Mimicking opioid analgesia in cortical pain circuits
Abstract
The anterior cingulate cortex is a key brain region involved in the affective and motivational dimensions of pain, yet how opioid analgesics modulate this cortical circuit remains unclear. Uncovering how opioids alter nociceptive neural dynamics to produce pain relief is essential for developing safer and more targeted treatments for chronic pain. Here we show that a population of cingulate neurons encodes spontaneous pain-related behaviors and is selectively modulated by morphine.
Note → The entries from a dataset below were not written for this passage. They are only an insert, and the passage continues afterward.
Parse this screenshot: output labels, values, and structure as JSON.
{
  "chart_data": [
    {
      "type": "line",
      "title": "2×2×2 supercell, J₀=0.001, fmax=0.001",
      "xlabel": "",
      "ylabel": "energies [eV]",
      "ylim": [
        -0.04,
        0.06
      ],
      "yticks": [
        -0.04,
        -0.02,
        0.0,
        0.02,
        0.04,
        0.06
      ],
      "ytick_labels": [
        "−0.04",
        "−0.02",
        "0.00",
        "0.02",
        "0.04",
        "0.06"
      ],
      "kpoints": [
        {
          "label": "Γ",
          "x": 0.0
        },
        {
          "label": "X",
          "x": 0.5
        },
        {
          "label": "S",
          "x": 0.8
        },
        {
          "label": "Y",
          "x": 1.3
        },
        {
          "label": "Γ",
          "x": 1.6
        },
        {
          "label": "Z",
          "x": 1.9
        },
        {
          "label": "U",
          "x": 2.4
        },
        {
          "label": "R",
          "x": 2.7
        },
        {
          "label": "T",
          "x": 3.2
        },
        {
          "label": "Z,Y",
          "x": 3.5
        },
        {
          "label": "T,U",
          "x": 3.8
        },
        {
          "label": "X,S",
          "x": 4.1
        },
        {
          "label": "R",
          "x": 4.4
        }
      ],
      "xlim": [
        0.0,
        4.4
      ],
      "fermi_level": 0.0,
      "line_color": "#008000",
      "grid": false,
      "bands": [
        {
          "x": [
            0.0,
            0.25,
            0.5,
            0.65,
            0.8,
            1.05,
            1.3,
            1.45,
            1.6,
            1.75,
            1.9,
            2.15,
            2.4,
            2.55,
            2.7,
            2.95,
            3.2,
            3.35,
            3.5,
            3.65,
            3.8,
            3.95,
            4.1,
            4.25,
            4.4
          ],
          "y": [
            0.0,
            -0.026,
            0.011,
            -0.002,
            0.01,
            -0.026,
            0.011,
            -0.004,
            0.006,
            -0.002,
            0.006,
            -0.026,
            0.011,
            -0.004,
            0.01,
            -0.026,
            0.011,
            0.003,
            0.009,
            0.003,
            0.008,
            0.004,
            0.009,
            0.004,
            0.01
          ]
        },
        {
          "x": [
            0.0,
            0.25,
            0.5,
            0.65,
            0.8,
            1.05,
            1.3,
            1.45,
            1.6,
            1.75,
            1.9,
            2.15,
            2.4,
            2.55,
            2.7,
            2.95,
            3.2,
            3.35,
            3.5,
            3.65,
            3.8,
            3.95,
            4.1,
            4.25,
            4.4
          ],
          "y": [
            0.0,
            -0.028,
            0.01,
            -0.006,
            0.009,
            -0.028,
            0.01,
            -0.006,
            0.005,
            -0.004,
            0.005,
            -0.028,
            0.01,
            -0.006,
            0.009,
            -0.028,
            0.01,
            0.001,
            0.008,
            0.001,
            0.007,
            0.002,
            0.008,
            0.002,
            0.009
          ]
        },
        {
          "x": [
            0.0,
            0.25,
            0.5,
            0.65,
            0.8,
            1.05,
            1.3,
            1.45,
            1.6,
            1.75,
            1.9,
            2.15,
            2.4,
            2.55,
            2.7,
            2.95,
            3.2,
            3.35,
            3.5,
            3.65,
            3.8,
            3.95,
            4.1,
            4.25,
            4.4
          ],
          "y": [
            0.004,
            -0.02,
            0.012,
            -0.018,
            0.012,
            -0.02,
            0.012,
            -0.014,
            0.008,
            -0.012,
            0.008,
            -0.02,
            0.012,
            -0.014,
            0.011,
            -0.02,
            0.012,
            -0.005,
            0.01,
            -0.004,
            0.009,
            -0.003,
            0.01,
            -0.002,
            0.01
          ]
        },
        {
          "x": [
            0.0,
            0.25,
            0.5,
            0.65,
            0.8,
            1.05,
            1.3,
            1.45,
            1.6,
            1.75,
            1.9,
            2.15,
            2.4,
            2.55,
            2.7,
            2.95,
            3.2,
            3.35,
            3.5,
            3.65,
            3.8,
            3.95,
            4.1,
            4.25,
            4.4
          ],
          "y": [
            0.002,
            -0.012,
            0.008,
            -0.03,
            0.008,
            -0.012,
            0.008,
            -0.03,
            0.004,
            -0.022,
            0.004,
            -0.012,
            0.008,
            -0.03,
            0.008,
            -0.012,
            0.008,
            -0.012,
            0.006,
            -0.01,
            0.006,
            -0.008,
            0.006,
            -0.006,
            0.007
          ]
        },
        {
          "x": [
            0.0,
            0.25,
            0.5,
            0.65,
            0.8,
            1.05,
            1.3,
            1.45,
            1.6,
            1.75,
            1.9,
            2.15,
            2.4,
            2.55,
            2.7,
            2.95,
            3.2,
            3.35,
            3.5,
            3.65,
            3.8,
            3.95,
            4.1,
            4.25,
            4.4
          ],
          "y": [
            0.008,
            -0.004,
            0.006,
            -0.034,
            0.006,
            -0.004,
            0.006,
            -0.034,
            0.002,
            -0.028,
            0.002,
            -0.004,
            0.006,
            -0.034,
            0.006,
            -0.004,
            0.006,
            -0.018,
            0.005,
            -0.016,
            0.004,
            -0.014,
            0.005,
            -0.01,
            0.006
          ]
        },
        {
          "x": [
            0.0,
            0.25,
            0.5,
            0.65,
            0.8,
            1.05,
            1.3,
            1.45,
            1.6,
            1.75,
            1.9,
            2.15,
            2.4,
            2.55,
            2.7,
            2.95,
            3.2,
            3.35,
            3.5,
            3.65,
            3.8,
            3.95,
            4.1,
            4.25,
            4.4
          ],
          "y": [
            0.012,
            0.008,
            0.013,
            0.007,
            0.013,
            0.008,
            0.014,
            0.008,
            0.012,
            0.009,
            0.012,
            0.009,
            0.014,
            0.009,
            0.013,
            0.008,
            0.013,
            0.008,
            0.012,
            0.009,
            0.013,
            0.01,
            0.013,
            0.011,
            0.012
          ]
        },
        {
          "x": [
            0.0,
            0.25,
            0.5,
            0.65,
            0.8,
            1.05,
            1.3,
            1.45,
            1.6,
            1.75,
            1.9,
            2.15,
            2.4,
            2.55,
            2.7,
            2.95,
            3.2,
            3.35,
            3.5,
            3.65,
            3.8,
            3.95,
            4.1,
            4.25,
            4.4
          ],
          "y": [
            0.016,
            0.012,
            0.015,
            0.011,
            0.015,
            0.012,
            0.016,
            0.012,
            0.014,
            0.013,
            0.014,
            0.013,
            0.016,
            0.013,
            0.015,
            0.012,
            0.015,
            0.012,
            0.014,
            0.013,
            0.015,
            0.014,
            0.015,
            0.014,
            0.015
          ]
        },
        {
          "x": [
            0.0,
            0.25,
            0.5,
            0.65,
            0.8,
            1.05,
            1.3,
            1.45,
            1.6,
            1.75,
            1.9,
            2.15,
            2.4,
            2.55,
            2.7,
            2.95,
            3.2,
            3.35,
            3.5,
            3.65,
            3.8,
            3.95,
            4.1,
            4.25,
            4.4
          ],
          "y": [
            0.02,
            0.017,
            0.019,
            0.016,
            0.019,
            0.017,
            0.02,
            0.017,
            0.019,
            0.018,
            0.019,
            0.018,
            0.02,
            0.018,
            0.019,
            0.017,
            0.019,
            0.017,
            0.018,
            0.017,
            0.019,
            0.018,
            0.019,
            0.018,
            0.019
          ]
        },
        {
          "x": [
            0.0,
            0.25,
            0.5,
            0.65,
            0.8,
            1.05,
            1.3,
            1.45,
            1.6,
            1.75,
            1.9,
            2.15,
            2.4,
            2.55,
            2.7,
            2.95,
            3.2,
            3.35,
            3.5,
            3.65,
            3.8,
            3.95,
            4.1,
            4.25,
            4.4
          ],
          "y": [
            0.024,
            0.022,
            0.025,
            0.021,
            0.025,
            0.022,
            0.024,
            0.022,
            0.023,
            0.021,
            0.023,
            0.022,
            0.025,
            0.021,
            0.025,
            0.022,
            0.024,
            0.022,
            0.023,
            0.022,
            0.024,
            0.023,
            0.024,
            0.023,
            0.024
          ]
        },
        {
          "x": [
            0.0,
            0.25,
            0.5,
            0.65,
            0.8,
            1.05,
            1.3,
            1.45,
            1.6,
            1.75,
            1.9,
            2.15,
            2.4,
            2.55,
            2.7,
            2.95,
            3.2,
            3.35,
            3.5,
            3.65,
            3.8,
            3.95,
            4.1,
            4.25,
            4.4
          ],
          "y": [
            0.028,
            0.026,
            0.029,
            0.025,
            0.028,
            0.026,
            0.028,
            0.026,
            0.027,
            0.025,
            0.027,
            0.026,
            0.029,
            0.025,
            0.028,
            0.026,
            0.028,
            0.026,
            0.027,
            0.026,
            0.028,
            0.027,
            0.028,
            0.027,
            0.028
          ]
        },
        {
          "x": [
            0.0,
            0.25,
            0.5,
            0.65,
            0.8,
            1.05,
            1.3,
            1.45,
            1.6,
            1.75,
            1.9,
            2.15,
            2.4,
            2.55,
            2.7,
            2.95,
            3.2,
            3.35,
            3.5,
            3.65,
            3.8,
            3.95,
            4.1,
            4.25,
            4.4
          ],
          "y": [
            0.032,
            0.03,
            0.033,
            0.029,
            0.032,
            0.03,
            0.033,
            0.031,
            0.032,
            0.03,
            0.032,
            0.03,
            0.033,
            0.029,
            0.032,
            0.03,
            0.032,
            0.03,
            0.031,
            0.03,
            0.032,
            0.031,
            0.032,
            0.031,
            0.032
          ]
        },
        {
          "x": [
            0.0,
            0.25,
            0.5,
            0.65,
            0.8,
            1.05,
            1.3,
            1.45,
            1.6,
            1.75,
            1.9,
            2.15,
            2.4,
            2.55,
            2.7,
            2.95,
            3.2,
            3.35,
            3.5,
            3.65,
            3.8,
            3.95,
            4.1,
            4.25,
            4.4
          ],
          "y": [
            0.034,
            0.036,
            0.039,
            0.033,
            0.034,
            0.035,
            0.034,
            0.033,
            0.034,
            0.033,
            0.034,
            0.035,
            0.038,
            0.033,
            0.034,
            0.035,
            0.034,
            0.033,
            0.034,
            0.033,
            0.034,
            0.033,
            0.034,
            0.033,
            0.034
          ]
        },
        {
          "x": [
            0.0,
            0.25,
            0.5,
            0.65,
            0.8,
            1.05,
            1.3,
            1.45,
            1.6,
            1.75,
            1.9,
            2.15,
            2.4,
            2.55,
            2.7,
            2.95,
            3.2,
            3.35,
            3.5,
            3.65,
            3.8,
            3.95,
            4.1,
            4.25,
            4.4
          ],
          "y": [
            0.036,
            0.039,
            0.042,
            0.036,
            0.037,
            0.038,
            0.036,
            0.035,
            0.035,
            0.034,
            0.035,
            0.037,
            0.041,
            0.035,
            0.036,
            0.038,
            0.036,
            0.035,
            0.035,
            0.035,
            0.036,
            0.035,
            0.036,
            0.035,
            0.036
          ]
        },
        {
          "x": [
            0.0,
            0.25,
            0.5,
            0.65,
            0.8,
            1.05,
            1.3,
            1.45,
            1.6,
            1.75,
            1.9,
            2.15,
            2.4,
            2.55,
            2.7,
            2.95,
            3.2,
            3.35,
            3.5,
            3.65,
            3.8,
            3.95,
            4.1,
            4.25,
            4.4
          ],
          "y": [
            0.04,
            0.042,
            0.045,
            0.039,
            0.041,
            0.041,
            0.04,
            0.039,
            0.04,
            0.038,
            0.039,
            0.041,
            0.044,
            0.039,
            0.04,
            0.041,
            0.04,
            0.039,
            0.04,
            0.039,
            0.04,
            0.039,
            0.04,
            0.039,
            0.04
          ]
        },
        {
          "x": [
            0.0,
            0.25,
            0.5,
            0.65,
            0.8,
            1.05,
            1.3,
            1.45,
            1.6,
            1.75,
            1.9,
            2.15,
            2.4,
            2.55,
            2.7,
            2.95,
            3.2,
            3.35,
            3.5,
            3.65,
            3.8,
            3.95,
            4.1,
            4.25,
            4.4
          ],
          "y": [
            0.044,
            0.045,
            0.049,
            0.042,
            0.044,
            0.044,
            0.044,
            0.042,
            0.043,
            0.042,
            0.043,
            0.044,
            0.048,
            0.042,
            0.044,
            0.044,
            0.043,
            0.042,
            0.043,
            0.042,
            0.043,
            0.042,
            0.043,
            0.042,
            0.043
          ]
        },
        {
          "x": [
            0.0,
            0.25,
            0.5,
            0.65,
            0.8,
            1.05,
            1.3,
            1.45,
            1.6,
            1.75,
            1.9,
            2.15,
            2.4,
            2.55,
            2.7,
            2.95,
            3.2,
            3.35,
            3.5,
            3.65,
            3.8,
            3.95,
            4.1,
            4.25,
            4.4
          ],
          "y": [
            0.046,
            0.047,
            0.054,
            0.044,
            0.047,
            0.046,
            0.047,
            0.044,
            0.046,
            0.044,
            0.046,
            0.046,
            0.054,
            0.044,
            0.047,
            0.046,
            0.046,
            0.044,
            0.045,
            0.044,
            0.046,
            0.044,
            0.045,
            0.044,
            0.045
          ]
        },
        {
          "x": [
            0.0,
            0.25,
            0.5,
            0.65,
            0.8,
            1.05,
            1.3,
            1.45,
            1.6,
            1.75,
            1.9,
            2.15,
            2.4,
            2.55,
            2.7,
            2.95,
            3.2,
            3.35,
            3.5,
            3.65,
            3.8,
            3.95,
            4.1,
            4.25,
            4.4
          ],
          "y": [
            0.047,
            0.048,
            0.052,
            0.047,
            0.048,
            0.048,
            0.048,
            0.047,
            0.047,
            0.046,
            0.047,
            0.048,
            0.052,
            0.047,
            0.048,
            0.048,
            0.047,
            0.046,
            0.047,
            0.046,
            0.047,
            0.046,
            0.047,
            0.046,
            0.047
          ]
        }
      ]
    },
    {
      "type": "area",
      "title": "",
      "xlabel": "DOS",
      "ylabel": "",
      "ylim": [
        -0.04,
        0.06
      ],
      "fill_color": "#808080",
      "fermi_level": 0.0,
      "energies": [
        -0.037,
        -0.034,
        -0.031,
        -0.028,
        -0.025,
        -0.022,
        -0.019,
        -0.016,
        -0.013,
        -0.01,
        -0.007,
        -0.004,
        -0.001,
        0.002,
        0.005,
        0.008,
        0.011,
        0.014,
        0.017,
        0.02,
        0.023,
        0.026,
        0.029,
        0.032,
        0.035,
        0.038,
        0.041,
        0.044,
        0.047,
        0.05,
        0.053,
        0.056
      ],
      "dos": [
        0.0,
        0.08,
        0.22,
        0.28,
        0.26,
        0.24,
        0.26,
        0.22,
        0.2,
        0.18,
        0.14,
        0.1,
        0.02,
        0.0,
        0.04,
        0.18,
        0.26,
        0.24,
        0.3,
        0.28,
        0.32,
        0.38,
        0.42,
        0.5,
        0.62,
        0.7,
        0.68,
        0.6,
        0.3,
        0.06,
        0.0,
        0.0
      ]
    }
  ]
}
Using deep-learning behavioral analyses combined with longitudinal neural recordings in mice, we identified a persistent shift in cortical activity patterns following nerve injury that reflects the emergence of an unpleasant, affective chronic pain state. Morphine reversed these neuropathic neural dynamics and reduced affective-motivational behaviors without altering sensory detection or reflexive responses, mirroring how opioids alleviate pain unpleasantness in humans. Leveraging these findings, we built a biologically inspired gene therapy that targets opioid-sensitive neurons in the cingulate using a synthetic mu-opioid receptor promoter to drive chemogenetic inhibition. This opioid-mimetic gene therapy recapitulated the analgesic effects of morphine during chronic neuropathic pain, thereby offering a new strategy for precision pain management targeting a key nociceptive cortical opioid circuit with safe, on-demand analgesia.